Study of multi solitons, breather soliton structures in the earth's magnetotail region

Abstract

The investigation of wave packets with varying magnitudes, which predominantly carry energy across different physical mediums, proves to be highly intriguing and unveils numerous nonlinear characteristics within Earth's magnetotail region and magnetosphere, as confirmed by extensive space observations. Nonlinear features in wave dynamics are elucidated through diverse nonlinear structures, among which breather structures hold prominence and manifest across various wave fields. We have considered an unmagnetized collisionless homogeneous hydrodynamical governing equations set in an electron-ion plasma comprising hot and cold ions. In this study, we have explored 1-soliton, 2-soliton, and breather structures in the framework of the Gardner equation (GE). We have derived the GE from the normalized set of governing equations employing the reductive perturbation technique (RPT). The GE, an extension of the Korteweg-de Vries (KdV) equation, encompasses the combined effects of quadratic and cubic nonlinearities.

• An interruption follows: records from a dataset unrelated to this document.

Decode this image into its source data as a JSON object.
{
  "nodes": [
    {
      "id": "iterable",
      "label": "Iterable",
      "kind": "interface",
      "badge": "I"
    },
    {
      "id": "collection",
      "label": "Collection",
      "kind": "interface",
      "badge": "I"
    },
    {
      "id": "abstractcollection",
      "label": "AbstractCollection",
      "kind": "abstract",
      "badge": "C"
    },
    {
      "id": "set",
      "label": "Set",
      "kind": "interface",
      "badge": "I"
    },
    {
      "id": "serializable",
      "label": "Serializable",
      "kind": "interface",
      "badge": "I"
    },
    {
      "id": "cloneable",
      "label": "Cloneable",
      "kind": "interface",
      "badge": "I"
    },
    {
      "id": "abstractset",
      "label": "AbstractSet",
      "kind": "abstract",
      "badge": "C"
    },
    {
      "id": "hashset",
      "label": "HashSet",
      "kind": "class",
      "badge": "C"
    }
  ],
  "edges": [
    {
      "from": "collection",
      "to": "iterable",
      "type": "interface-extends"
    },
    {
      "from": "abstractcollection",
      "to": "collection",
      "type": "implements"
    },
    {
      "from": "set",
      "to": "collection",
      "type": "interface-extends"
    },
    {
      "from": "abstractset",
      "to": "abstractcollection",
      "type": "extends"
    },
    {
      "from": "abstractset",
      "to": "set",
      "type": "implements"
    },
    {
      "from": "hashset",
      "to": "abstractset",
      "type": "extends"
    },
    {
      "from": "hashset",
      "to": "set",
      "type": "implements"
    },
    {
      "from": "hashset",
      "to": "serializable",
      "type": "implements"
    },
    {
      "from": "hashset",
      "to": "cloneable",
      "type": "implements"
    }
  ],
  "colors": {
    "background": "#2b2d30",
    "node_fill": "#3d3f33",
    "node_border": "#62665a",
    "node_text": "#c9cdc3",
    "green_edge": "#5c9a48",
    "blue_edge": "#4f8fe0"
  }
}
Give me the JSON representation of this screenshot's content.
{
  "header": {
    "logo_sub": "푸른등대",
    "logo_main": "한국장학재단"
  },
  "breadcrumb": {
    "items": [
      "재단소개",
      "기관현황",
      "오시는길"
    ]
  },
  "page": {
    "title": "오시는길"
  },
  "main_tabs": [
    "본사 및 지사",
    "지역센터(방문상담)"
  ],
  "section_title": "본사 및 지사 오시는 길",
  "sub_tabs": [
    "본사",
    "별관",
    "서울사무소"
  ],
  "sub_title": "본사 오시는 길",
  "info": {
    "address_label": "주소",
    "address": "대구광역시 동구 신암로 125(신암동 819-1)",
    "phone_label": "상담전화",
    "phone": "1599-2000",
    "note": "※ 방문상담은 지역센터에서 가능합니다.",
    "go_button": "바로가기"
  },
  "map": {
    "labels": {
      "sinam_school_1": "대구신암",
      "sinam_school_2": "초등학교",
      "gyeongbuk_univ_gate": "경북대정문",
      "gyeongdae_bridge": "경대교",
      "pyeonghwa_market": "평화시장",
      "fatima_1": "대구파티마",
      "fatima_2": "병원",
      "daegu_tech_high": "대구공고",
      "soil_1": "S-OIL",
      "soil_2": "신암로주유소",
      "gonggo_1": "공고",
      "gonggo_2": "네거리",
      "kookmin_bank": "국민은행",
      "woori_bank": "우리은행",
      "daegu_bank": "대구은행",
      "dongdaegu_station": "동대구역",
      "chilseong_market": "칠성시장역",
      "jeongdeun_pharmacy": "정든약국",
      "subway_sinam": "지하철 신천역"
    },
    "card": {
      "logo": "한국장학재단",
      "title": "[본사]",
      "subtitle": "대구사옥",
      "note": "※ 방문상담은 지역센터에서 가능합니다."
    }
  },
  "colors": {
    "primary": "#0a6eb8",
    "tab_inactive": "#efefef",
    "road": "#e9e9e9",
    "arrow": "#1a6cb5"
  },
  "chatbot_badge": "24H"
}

By employing the Hirota bilinear method (HBM), we have obtained multi-soliton solutions and breather soliton solutions. We have noticed the variations in electron temperature ratios and density concentration ratios substantially impact and reshape breather soliton structures. Such alterations in breather structures, influenced by different electron temperatures and concentration ratios, hold potential significance in understanding energy transport within Earth's magnetotail region. The alteration of shapes and soliton structures may also be investigated in the dynamics of wave fields upon interaction such as hydrodynamics, optics, optic fibers, signal processing, etc.